Now that we forecast how the Enterprise AI landscape might look like, the Q then becomes how the innovation landscape in enterprise AI could match to this style of adoption landscape by enterprises. We think there are several areas in enterprise AI that could see some rapid innovation by astute founders that understand the psyche of enterprises.


AI Data Management: For most enterprises, data is the moat and source of a major competitive advantage. Monetizing proprietary enterprise data using AI, in a way that drives differentiation without diluting the data moat will be key. So, platforms that help understand these secret data assets of an enterprise, and how to use this data to extract the maximal value from latest AI models, could create significant value in the ecosystem.


System Augmentation: AI Models need retrieval augmented generation (RAG) to deliver superior results. This requires new data and meta-data ingestion with connection to structured and unstructured enterprise data sources, ingesting appropriate data, meta data such as access policies. Another set of system augmentations takes place around embeddings. Embeddings are vectors or arrays of numbers that represent the meaning and the context of the tokens that the model processes and generates. Enterprises will need capabilities on how to generate embeddings, how to store them, which vector databases to use based on performance, scale, and functionality etc.


AI Model Evaluation: Enterprises will need tools to evaluate which model to use for which use case. SW developers will need to decide how best to evaluate the suitability of a specific model for specific enterprise use cases. Such model evaluation platforms need to include performance of the model, the cost, the level of control that can be exercised by the enterprise etc.


AI Model Operation: We think that given the goal of enterprises for AI is to use fine-tuned, use cases specific AI models, platforms that can enable enterprises and SMBs to train, fine tune, and run small specific models will be crucial. These are the MLOps type platforms but will include many types of AI activities.

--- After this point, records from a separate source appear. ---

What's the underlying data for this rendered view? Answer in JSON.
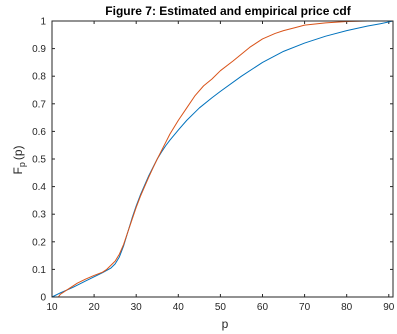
{
  "chart_data": {
    "type": "line",
    "title": "Figure 7: Estimated and empirical price cdf",
    "xlabel": "p",
    "ylabel": "F_p(p)",
    "ylabel_base": "F",
    "ylabel_sub": "p",
    "ylabel_arg": "(p)",
    "xlim": [
      10,
      91
    ],
    "ylim": [
      0,
      1
    ],
    "x_ticks": [
      10,
      20,
      30,
      40,
      50,
      60,
      70,
      80,
      90
    ],
    "y_ticks": [
      0,
      0.1,
      0.2,
      0.3,
      0.4,
      0.5,
      0.6,
      0.7,
      0.8,
      0.9,
      1
    ],
    "grid": false,
    "series": [
      {
        "color": "#0072BD",
        "x": [
          10,
          12,
          15,
          18,
          20,
          22,
          24,
          25,
          26,
          27,
          28,
          29,
          30,
          31,
          32,
          33,
          34,
          35,
          36,
          37,
          38,
          40,
          42,
          45,
          48,
          50,
          55,
          60,
          65,
          70,
          75,
          80,
          85,
          88,
          91
        ],
        "y": [
          0.0,
          0.015,
          0.035,
          0.058,
          0.073,
          0.088,
          0.105,
          0.12,
          0.145,
          0.185,
          0.235,
          0.285,
          0.33,
          0.37,
          0.405,
          0.44,
          0.47,
          0.5,
          0.525,
          0.548,
          0.568,
          0.605,
          0.64,
          0.685,
          0.722,
          0.745,
          0.8,
          0.85,
          0.89,
          0.92,
          0.945,
          0.965,
          0.982,
          0.99,
          1.0
        ]
      },
      {
        "color": "#D95319",
        "x": [
          11.5,
          12,
          14,
          16,
          18,
          20,
          22,
          23,
          24,
          25,
          26,
          27,
          28,
          29,
          30,
          31,
          32,
          33,
          34,
          35,
          36,
          37,
          38,
          40,
          42,
          44,
          46,
          48,
          50,
          53,
          55,
          57,
          60,
          63,
          65,
          68,
          70,
          75,
          80,
          85,
          91
        ],
        "y": [
          0.0,
          0.01,
          0.03,
          0.05,
          0.065,
          0.078,
          0.09,
          0.1,
          0.115,
          0.13,
          0.155,
          0.19,
          0.235,
          0.28,
          0.325,
          0.365,
          0.4,
          0.435,
          0.468,
          0.5,
          0.53,
          0.56,
          0.59,
          0.64,
          0.685,
          0.73,
          0.765,
          0.79,
          0.82,
          0.855,
          0.88,
          0.905,
          0.935,
          0.955,
          0.965,
          0.977,
          0.985,
          0.993,
          0.998,
          1.0,
          1.0
        ]
      }
    ]
  }
}
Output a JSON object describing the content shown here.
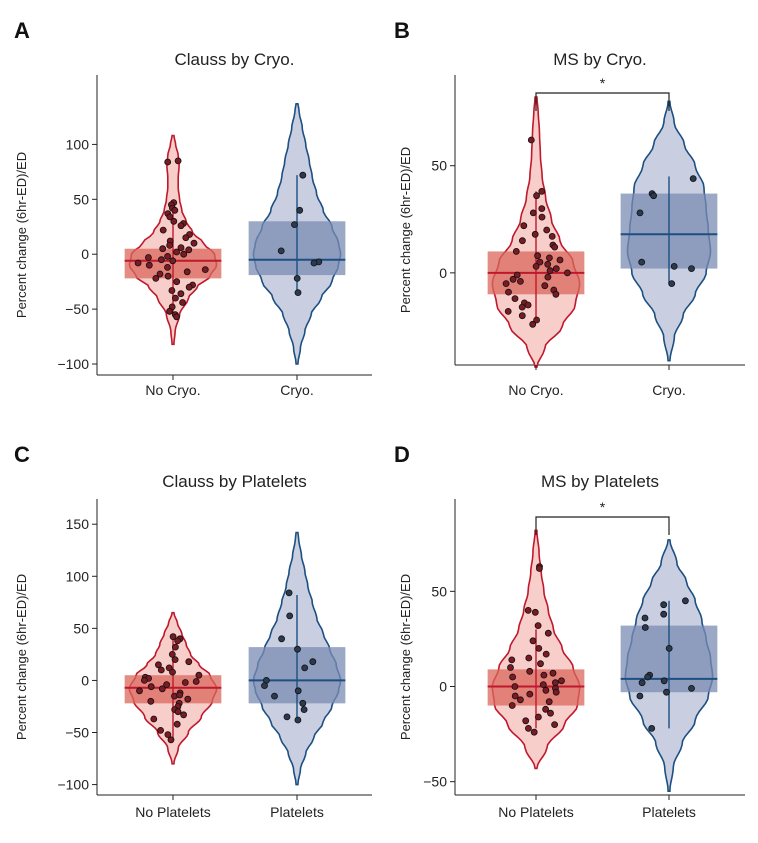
{
  "colors": {
    "red": "#c0182c",
    "red_fill": "#f6c9c4",
    "red_box": "#d9675c",
    "blue": "#1c4f82",
    "blue_fill": "#c3cadd",
    "blue_box": "#7a8bb3",
    "point": "#7a1a24"
  },
  "chart_data": [
    {
      "type": "violin",
      "panel": "A",
      "title": "Clauss by Cryo.",
      "ylabel": "Percent change (6hr-ED)/ED",
      "ylim": [
        -110,
        145
      ],
      "yticks": [
        -100,
        -50,
        0,
        50,
        100
      ],
      "significance": "",
      "groups": [
        {
          "name": "No Cryo.",
          "color": "red",
          "range": [
            -82,
            108
          ],
          "density": [
            [
              -82,
              0.02
            ],
            [
              -70,
              0.05
            ],
            [
              -55,
              0.15
            ],
            [
              -40,
              0.35
            ],
            [
              -30,
              0.55
            ],
            [
              -20,
              0.85
            ],
            [
              -10,
              1.0
            ],
            [
              0,
              0.95
            ],
            [
              10,
              0.7
            ],
            [
              20,
              0.45
            ],
            [
              30,
              0.3
            ],
            [
              40,
              0.2
            ],
            [
              50,
              0.15
            ],
            [
              60,
              0.12
            ],
            [
              70,
              0.12
            ],
            [
              80,
              0.14
            ],
            [
              90,
              0.12
            ],
            [
              100,
              0.06
            ],
            [
              108,
              0.02
            ]
          ],
          "q1": -22,
          "median": -6,
          "q3": 5,
          "whisker": [
            -55,
            45
          ],
          "points": [
            85,
            84,
            47,
            45,
            42,
            40,
            37,
            34,
            30,
            28,
            26,
            22,
            18,
            15,
            12,
            10,
            8,
            6,
            5,
            4,
            2,
            0,
            -2,
            -3,
            -5,
            -6,
            -8,
            -10,
            -12,
            -14,
            -16,
            -18,
            -20,
            -22,
            -25,
            -28,
            -30,
            -33,
            -36,
            -40,
            -44,
            -48,
            -52,
            -55,
            -57
          ]
        },
        {
          "name": "Cryo.",
          "color": "blue",
          "range": [
            -100,
            137
          ],
          "density": [
            [
              -100,
              0.02
            ],
            [
              -85,
              0.08
            ],
            [
              -70,
              0.18
            ],
            [
              -55,
              0.32
            ],
            [
              -40,
              0.55
            ],
            [
              -25,
              0.8
            ],
            [
              -10,
              0.95
            ],
            [
              0,
              1.0
            ],
            [
              10,
              0.95
            ],
            [
              25,
              0.8
            ],
            [
              40,
              0.6
            ],
            [
              55,
              0.45
            ],
            [
              70,
              0.35
            ],
            [
              85,
              0.28
            ],
            [
              100,
              0.2
            ],
            [
              115,
              0.12
            ],
            [
              130,
              0.05
            ],
            [
              137,
              0.02
            ]
          ],
          "q1": -19,
          "median": -5,
          "q3": 30,
          "whisker": [
            -35,
            72
          ],
          "points": [
            72,
            40,
            27,
            3,
            -7,
            -8,
            -22,
            -35
          ]
        }
      ]
    },
    {
      "type": "violin",
      "panel": "B",
      "title": "MS by Cryo.",
      "ylabel": "Percent change (6hr-ED)/ED",
      "ylim": [
        -43,
        83
      ],
      "yticks": [
        0,
        50
      ],
      "significance": "*",
      "groups": [
        {
          "name": "No Cryo.",
          "color": "red",
          "range": [
            -44,
            82
          ],
          "density": [
            [
              -44,
              0.02
            ],
            [
              -35,
              0.2
            ],
            [
              -25,
              0.6
            ],
            [
              -15,
              0.9
            ],
            [
              -5,
              1.0
            ],
            [
              5,
              0.85
            ],
            [
              15,
              0.55
            ],
            [
              25,
              0.35
            ],
            [
              35,
              0.22
            ],
            [
              45,
              0.14
            ],
            [
              55,
              0.1
            ],
            [
              65,
              0.08
            ],
            [
              75,
              0.05
            ],
            [
              82,
              0.02
            ]
          ],
          "q1": -10,
          "median": 0,
          "q3": 10,
          "whisker": [
            -22,
            38
          ],
          "points": [
            62,
            38,
            36,
            30,
            28,
            26,
            22,
            20,
            17,
            15,
            13,
            10,
            8,
            6,
            5,
            4,
            2,
            1,
            0,
            -1,
            -2,
            -3,
            -5,
            -6,
            -8,
            -10,
            -12,
            -14,
            -16,
            -18,
            -20,
            -22,
            -24,
            3,
            7,
            -4,
            12,
            -9,
            18,
            -15
          ]
        },
        {
          "name": "Cryo.",
          "color": "blue",
          "range": [
            -41,
            80
          ],
          "density": [
            [
              -41,
              0.02
            ],
            [
              -30,
              0.12
            ],
            [
              -20,
              0.32
            ],
            [
              -10,
              0.6
            ],
            [
              0,
              0.85
            ],
            [
              10,
              0.95
            ],
            [
              20,
              0.9
            ],
            [
              30,
              0.85
            ],
            [
              40,
              0.8
            ],
            [
              50,
              0.6
            ],
            [
              60,
              0.35
            ],
            [
              70,
              0.12
            ],
            [
              80,
              0.02
            ]
          ],
          "q1": 2,
          "median": 18,
          "q3": 37,
          "whisker": [
            -5,
            45
          ],
          "points": [
            44,
            37,
            36,
            28,
            5,
            3,
            2,
            -5
          ]
        }
      ]
    },
    {
      "type": "violin",
      "panel": "C",
      "title": "Clauss by Platelets",
      "ylabel": "Percent change (6hr-ED)/ED",
      "ylim": [
        -110,
        155
      ],
      "yticks": [
        -100,
        -50,
        0,
        50,
        100,
        150
      ],
      "significance": "",
      "groups": [
        {
          "name": "No Platelets",
          "color": "red",
          "range": [
            -80,
            65
          ],
          "density": [
            [
              -80,
              0.02
            ],
            [
              -65,
              0.12
            ],
            [
              -50,
              0.35
            ],
            [
              -35,
              0.65
            ],
            [
              -20,
              0.9
            ],
            [
              -8,
              1.0
            ],
            [
              5,
              0.85
            ],
            [
              15,
              0.6
            ],
            [
              25,
              0.4
            ],
            [
              35,
              0.3
            ],
            [
              45,
              0.2
            ],
            [
              55,
              0.1
            ],
            [
              65,
              0.02
            ]
          ],
          "q1": -22,
          "median": -7,
          "q3": 5,
          "whisker": [
            -55,
            42
          ],
          "points": [
            42,
            40,
            38,
            32,
            25,
            20,
            15,
            12,
            10,
            8,
            5,
            3,
            2,
            0,
            -2,
            -4,
            -6,
            -8,
            -10,
            -12,
            -15,
            -18,
            -20,
            -22,
            -25,
            -28,
            -30,
            -33,
            -37,
            -42,
            -48,
            -52,
            -57,
            -1,
            -14,
            18
          ]
        },
        {
          "name": "Platelets",
          "color": "blue",
          "range": [
            -100,
            142
          ],
          "density": [
            [
              -100,
              0.02
            ],
            [
              -85,
              0.08
            ],
            [
              -70,
              0.2
            ],
            [
              -55,
              0.38
            ],
            [
              -40,
              0.6
            ],
            [
              -25,
              0.8
            ],
            [
              -10,
              0.95
            ],
            [
              0,
              1.0
            ],
            [
              15,
              0.9
            ],
            [
              30,
              0.75
            ],
            [
              45,
              0.6
            ],
            [
              60,
              0.45
            ],
            [
              75,
              0.35
            ],
            [
              90,
              0.25
            ],
            [
              105,
              0.18
            ],
            [
              120,
              0.1
            ],
            [
              135,
              0.04
            ],
            [
              142,
              0.02
            ]
          ],
          "q1": -22,
          "median": 0,
          "q3": 32,
          "whisker": [
            -38,
            82
          ],
          "points": [
            84,
            62,
            40,
            30,
            18,
            12,
            0,
            -5,
            -10,
            -15,
            -22,
            -28,
            -35,
            -38
          ]
        }
      ]
    },
    {
      "type": "violin",
      "panel": "D",
      "title": "MS by Platelets",
      "ylabel": "Percent change (6hr-ED)/ED",
      "ylim": [
        -57,
        88
      ],
      "yticks": [
        -50,
        0,
        50
      ],
      "significance": "*",
      "groups": [
        {
          "name": "No Platelets",
          "color": "red",
          "range": [
            -43,
            82
          ],
          "density": [
            [
              -43,
              0.02
            ],
            [
              -32,
              0.25
            ],
            [
              -20,
              0.65
            ],
            [
              -10,
              0.95
            ],
            [
              0,
              1.0
            ],
            [
              10,
              0.85
            ],
            [
              20,
              0.6
            ],
            [
              30,
              0.4
            ],
            [
              40,
              0.28
            ],
            [
              50,
              0.18
            ],
            [
              60,
              0.12
            ],
            [
              70,
              0.07
            ],
            [
              82,
              0.02
            ]
          ],
          "q1": -10,
          "median": 0,
          "q3": 9,
          "whisker": [
            -22,
            30
          ],
          "points": [
            63,
            62,
            40,
            39,
            32,
            28,
            24,
            20,
            17,
            15,
            12,
            10,
            8,
            6,
            5,
            3,
            2,
            0,
            -1,
            -2,
            -4,
            -5,
            -7,
            -8,
            -10,
            -12,
            -14,
            -16,
            -18,
            -20,
            -22,
            -24,
            1,
            7,
            -3,
            14
          ]
        },
        {
          "name": "Platelets",
          "color": "blue",
          "range": [
            -55,
            77
          ],
          "density": [
            [
              -55,
              0.02
            ],
            [
              -42,
              0.1
            ],
            [
              -30,
              0.3
            ],
            [
              -18,
              0.6
            ],
            [
              -5,
              0.9
            ],
            [
              5,
              1.0
            ],
            [
              15,
              0.95
            ],
            [
              25,
              0.85
            ],
            [
              35,
              0.75
            ],
            [
              45,
              0.6
            ],
            [
              55,
              0.4
            ],
            [
              65,
              0.18
            ],
            [
              77,
              0.02
            ]
          ],
          "q1": -3,
          "median": 4,
          "q3": 32,
          "whisker": [
            -22,
            45
          ],
          "points": [
            45,
            43,
            38,
            36,
            31,
            20,
            6,
            5,
            3,
            2,
            -1,
            -3,
            -5,
            -22
          ]
        }
      ]
    }
  ]
}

AI Pick & Shovel Tooling: Just like DevOps tools, enterprises will need to build guardrails for engineering teams, manage projects, development costs i.e., all the tasks for a traditional software development need to be expanded to include AI usage. They would need some observability capability to AI to monitor how the models are doing in production, model performance over time, usage patterns that might impact the choice of model in future versions of the application etc.


AI Compliance & Security: To avoid the wild west of AI landscape, we expect all AI native applications will need to be compliant with various frameworks that relevant governing bodies are currently working on. This is of course on top of other existing compliances around privacy, security, consumer protection, fairness etc. Enterprises will need platforms that help them stay compliant, run audits, associated tasks, generate proof of compliance reports. Similarly, AI security tools will be needed to keep AI native applications secure and hack proof, address app vulnerabilities to new class of attack vectors.



We think this is an amazing time to build AI solutions for enterprises and verticals. AI will need a whole new set of infrastructure and capabilities to transform various industries at a mass scale. And these powerful transformations could take place within large enterprises as well as SMBs, thereby significantly increasing the TAMs for startups.